Nowe fakty ws. sprawcy wycieku danych w USA. Wydał go blat w kuchni Fot. Steven Senne/Associated Press/East News/ Twitter / Simon Ateba

Żołnierz, który ujawnił tajne dane zdemaskowany przez blat

Przypomnijmy, że sprawa dotyczy wycieku ściśle tajnych danych Pentagonu ws. Wołodymyra Zełenskiego i sytuacji w Ukrainie. Początkowo wiadomo było, że za wyciekiem danych stoi młody mężczyzna. Potem ujawniono, że to Jack Teixeira. 21-letni żołnierz z oddziału wywiadowczego Gwardii Narodowej Stanów Zjednoczonych. Do aresztowania doszło w stanie Massachusetts. Agenci FBI prowadzą czynności w jednym z domów z North Dighton. Niewykluczone, że to mieszkanie 21-latka. Służbom i dziennikarzom tydzień zajęło ustalenie tożsamości 21-latka, a ujawnił się w sposób dość zaskakujący. Zdjęcie dokumentów, które wrzucił do sieci, zawierało fragment tła w pomieszczeniu, w którym akurat się znajdował. Chodzi dokładnie o marmurowy blat kuchenny i fragment podłogi.

Jak taki szczegół pozwolił na ustalenie tożsamości mężczyzny? Dziennikarze porównali je ze zdjęciami rodzinnymi, jakie w mediach społecznościowych publikowała jego mama. 12 kwietnia 21-latek został aresztowany przez FBI w swoim domu w miejscowości North Dighton. Media obiegły zdjęcia mężczyzny w czerwonych spodenkach i szarym podkoszulku, ze skutymi na plecach rękoma, wsiadającego do czarnego SUV-a.

Żołnierz wstawił zdjęcia na grupę na Discordzie

Należy podkreślić, że FBI nie podało nazwiska żołnierza, zrobili to dziennikarze "New York Timesa". Jeśli zatrzymany w sprawie wycieku to naprawdę Jack Teixeira, oznacza to, że żołnierz był także administratorem grupy dyskusyjnej na Discordzie o pseudonimie "OG" liczącej 20-30 osób.
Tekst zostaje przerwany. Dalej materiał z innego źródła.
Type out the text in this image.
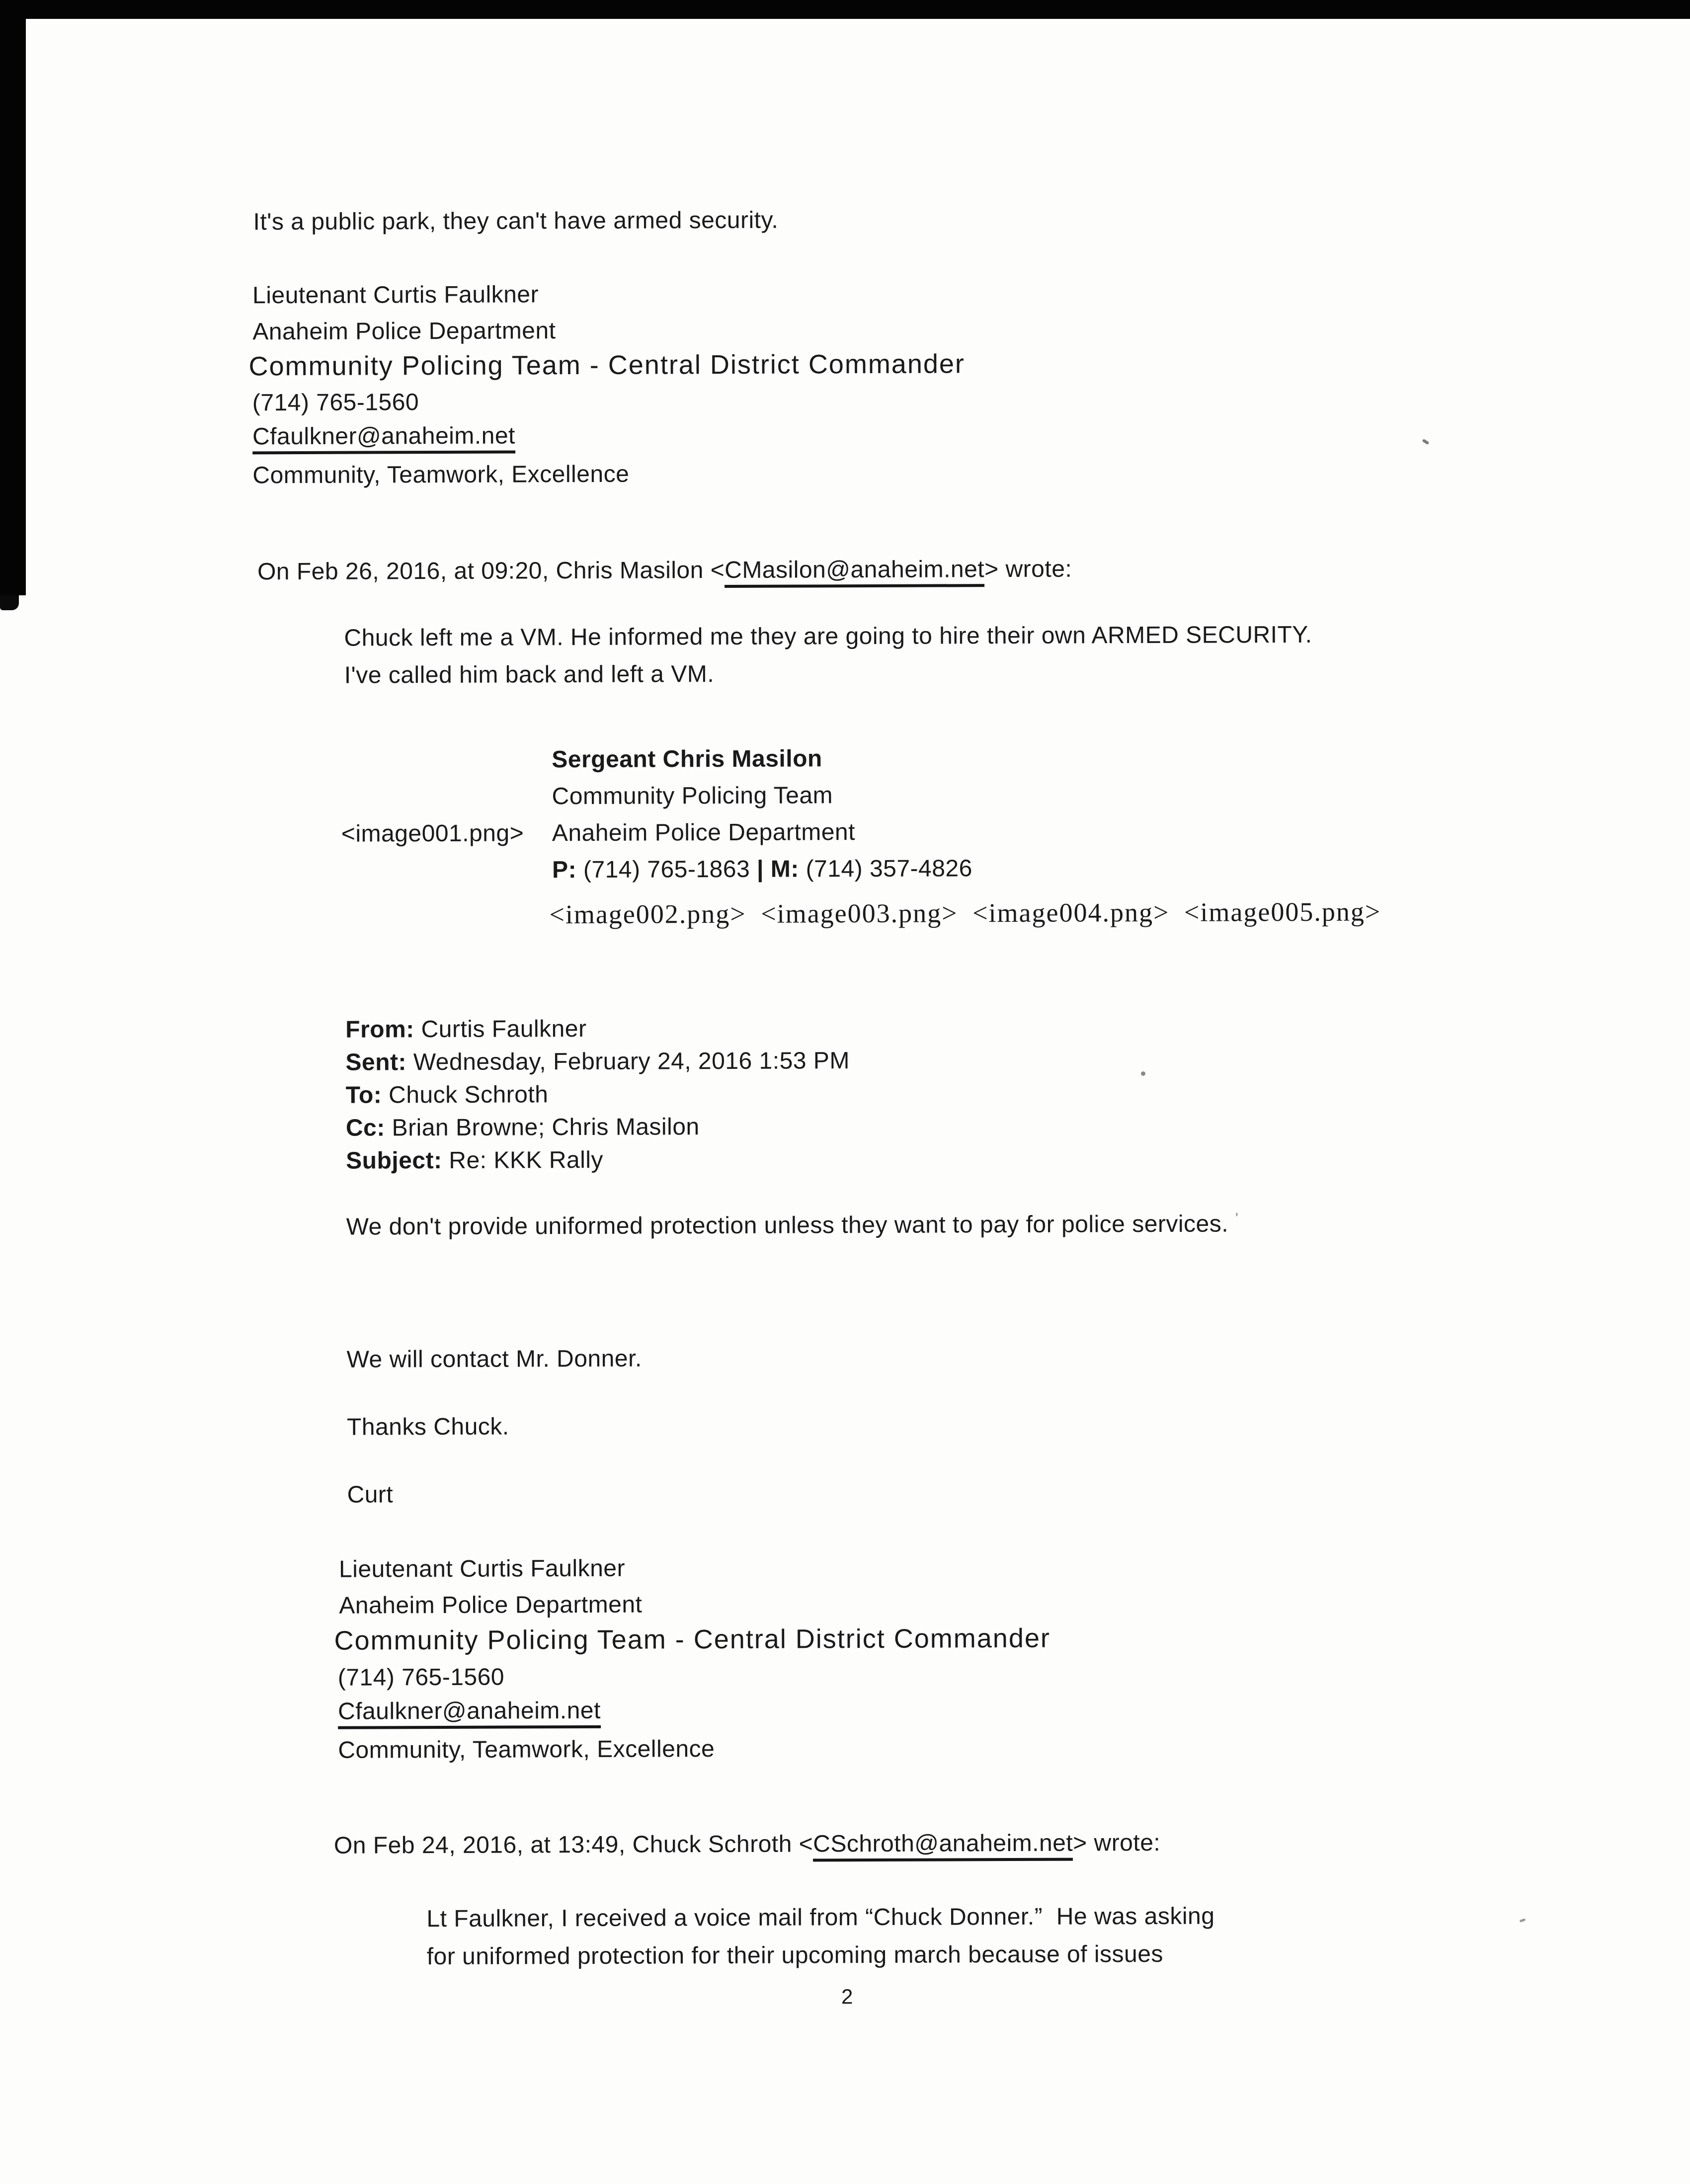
It's a public park, they can't have armed security.
Lieutenant Curtis Faulkner
Anaheim Police Department
Community Policing Team - Central District Commander
(714) 765-1560
Cfaulkner@anaheim.net
Community, Teamwork, Excellence
On Feb 26, 2016, at 09:20, Chris Masilon <CMasilon@anaheim.net> wrote:
Chuck left me a VM. He informed me they are going to hire their own ARMED SECURITY.
I've called him back and left a VM.
Sergeant Chris Masilon
Community Policing Team
<image001.png> Anaheim Police Department
P: (714) 765-1863 | M: (714) 357-4826
<image002.png> <image003.png> <image004.png> <image005.png>
From: Curtis Faulkner
Sent: Wednesday, February 24, 2016 1:53 PM
To: Chuck Schroth
Cc: Brian Browne; Chris Masilon
Subject: Re: KKK Rally
We don't provide uniformed protection unless they want to pay for police services. '
We will contact Mr. Donner.
Thanks Chuck.
Curt
Lieutenant Curtis Faulkner
Anaheim Police Department
Community Policing Team - Central District Commander
(714) 765-1560
Cfaulkner@anaheim.net
Community, Teamwork, Excellence
On Feb 24, 2016, at 13:49, Chuck Schroth <CSchroth@anaheim.net> wrote:
Lt Faulkner, I received a voice mail from “Chuck Donner.”  He was asking
for uniformed protection for their upcoming march because of issues
2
Społeczność złożona jest w dużej mierze z nastolatków, w której przez miesiące zamieszczono ponad 300 niejawnych dokumentów.

Dziennikarze ustalili to na podstawie rozmów z innymi członkami grupy i cyfrowych śladów, które pozostawił po sobie autor przecieku. Grupa skupiona była wokół dyskusji na temat broni, gier wideo i rasistowskich memów. Według źródła "New York Times" dokumenty nigdy nie miały wyjść poza krąg grupy dyskusyjnej. Ten gość był chrześcijaninem, był przeciwko wojnie i chciał po prostu informować swoich przyjaciół o tym, co się dzieje - powiedział dziennikowi jeden z członków grupy. Wśród członków mieli być również "ludzie, którzy są na Ukrainie".

Władze Stanów Zjednoczonych mają na ten temat inne zdanie. Rzecznik amerykańskiego departamentu obrony gen. Pat Ryder twierdzi, że ujawnienie tajnych dokumentów amerykańskich służb było "celowym przestępstwem".